Here’s a story that my Dad loves to tell – many years ago (likely pre-internet!) he had a small dingy (like a small boat if dingy doesn’t translate to the US folks) and was trying to sell it. He advertised in the local paper for a few months at a really reasonable price but got zero responses. It appeared people just weren’t interested. Frustrated he decided to advertise again, but this time with a price tag several times what he was advertising it at before. Instantly he had several enquiries and sold it almost over night.
What we can learn about this story is that often attaching a price tag to something makes it’s perceived value go up. If you think about it, there’s no real reason for this to be true but nevertheless it’s how us simple predictable humans work. So why not open these negotiations by trying to SELL them your USP? If your USP is genuinely valuable then there’s no reason that you can’t sell it to them. Couch it in terms of licensing, or syndication of data. As discussions progress you can gradually start to talk about removing the price tag if they’ll only link to you in return for giving them this data. Boom! They see what you’re offering as valuable, they think they’re getting a steal and you get your links. (BTW – I wonder if this is technically buying links? I’m sure Google would never penalise you for it but it’s an interesting hypothetical example…)
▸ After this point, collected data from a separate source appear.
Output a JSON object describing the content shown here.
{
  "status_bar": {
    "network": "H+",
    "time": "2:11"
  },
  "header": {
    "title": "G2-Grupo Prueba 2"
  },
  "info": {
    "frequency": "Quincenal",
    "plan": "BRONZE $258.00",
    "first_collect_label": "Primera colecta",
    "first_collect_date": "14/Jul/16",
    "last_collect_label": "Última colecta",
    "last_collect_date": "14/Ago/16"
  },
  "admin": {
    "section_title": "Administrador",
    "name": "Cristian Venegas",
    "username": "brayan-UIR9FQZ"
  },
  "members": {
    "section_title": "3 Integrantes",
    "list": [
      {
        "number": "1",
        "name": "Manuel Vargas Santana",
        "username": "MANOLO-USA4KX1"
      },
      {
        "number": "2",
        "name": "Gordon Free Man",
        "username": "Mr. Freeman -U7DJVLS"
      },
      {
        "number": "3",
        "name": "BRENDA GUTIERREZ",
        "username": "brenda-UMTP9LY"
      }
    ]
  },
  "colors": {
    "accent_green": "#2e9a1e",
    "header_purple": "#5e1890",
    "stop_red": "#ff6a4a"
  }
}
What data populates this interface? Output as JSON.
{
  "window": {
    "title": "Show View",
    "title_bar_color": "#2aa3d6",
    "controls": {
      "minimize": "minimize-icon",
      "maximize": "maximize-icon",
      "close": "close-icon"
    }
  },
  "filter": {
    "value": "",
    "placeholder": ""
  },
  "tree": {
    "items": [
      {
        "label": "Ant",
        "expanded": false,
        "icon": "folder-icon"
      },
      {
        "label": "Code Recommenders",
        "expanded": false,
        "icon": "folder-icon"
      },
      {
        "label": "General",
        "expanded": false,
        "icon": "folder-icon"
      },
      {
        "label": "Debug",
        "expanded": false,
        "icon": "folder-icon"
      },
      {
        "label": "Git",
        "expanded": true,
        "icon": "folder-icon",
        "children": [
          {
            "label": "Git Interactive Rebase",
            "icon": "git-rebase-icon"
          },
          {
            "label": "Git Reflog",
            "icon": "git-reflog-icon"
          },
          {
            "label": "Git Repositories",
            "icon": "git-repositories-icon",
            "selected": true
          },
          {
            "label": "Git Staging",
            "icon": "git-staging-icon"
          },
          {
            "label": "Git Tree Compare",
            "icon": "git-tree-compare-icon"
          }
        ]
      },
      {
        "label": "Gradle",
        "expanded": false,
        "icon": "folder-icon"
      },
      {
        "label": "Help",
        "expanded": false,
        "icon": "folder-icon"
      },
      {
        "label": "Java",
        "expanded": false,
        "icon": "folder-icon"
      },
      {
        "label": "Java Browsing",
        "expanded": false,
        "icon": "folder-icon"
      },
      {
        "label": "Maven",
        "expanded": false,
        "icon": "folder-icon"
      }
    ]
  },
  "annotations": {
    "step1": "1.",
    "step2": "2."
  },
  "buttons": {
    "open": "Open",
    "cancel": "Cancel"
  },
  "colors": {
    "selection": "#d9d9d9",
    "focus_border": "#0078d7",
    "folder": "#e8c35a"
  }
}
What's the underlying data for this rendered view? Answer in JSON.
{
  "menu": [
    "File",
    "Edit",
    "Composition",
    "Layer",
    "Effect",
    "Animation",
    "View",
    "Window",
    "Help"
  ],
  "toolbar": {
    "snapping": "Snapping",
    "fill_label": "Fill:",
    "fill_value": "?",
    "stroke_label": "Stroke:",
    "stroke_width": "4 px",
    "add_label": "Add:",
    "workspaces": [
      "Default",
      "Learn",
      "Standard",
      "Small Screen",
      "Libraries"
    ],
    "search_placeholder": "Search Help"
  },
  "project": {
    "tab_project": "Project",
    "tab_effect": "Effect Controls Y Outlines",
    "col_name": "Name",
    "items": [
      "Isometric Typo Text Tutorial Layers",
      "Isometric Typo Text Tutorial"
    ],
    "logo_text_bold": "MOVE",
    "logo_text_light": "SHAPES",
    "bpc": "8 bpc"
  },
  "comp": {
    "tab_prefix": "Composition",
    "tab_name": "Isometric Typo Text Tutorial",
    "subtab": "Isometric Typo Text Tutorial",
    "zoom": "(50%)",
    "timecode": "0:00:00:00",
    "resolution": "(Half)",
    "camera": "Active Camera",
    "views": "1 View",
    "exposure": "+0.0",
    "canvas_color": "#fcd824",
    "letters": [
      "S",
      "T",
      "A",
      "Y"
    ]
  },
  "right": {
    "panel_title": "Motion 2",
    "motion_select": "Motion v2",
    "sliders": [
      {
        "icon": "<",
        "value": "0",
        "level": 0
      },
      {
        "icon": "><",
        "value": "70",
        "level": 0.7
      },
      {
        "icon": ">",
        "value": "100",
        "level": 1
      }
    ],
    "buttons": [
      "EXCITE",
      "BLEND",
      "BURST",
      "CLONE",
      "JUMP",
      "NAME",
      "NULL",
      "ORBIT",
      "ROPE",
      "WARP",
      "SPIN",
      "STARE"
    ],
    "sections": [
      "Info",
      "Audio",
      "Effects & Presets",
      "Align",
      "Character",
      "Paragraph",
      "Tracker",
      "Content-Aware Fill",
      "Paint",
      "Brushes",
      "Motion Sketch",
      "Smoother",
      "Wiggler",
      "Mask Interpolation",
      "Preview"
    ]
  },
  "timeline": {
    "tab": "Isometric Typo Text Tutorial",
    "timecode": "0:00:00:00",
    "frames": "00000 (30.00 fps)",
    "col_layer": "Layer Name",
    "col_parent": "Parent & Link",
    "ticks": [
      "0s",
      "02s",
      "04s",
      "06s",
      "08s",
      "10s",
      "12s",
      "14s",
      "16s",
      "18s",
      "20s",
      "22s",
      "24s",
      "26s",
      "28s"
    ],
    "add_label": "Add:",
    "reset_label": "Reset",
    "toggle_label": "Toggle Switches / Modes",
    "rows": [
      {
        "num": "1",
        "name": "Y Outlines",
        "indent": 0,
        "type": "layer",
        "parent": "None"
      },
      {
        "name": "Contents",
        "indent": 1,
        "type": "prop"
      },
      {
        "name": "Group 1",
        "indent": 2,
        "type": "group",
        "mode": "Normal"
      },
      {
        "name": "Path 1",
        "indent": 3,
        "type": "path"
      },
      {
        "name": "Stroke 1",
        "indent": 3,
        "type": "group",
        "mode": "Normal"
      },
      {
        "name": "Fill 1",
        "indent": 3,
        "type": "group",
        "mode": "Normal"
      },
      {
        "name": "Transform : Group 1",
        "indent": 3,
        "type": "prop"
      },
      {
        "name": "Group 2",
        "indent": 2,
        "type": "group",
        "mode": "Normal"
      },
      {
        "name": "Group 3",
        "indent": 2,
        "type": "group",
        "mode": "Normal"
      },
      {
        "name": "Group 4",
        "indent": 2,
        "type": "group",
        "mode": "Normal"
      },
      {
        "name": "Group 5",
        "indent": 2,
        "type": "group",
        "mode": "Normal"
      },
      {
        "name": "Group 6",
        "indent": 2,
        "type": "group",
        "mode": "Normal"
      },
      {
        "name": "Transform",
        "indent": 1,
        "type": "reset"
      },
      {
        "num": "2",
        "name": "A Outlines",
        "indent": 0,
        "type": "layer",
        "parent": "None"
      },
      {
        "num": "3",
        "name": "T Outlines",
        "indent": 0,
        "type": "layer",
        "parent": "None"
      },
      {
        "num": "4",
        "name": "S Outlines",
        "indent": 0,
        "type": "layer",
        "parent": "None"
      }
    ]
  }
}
Reciprocal Linking Isn’t Dead
If you’re struggling to really stand out from the crowd or don’t have a USP to talk of then firstly you have bigger problems than not enough links!! But secondly, consider reciprocal linking. Yes, yes I know I’ll probably get shouted at in the comments but reciprocal linking done between trusted sites on a manual level from pages without large numbers of external links is a GOOD THING. There, I said it. So consider negotiating some reciprocal links from strong sites. A few things to bear in mind:
- You want to carefully consider what you’re offering and to who you offer it. There’s only so many of these that you want to put in place so make sure they’re high quality.
- Don’t link to their pages which link to yours. Try and spread it around a little.
- Try not to create site-wide links. These are generally a bad idea. A smaller number of strong links will trump sitewide links every time.
What experiences have you had using partnerships for link building? I’d love to hear from you in the comments.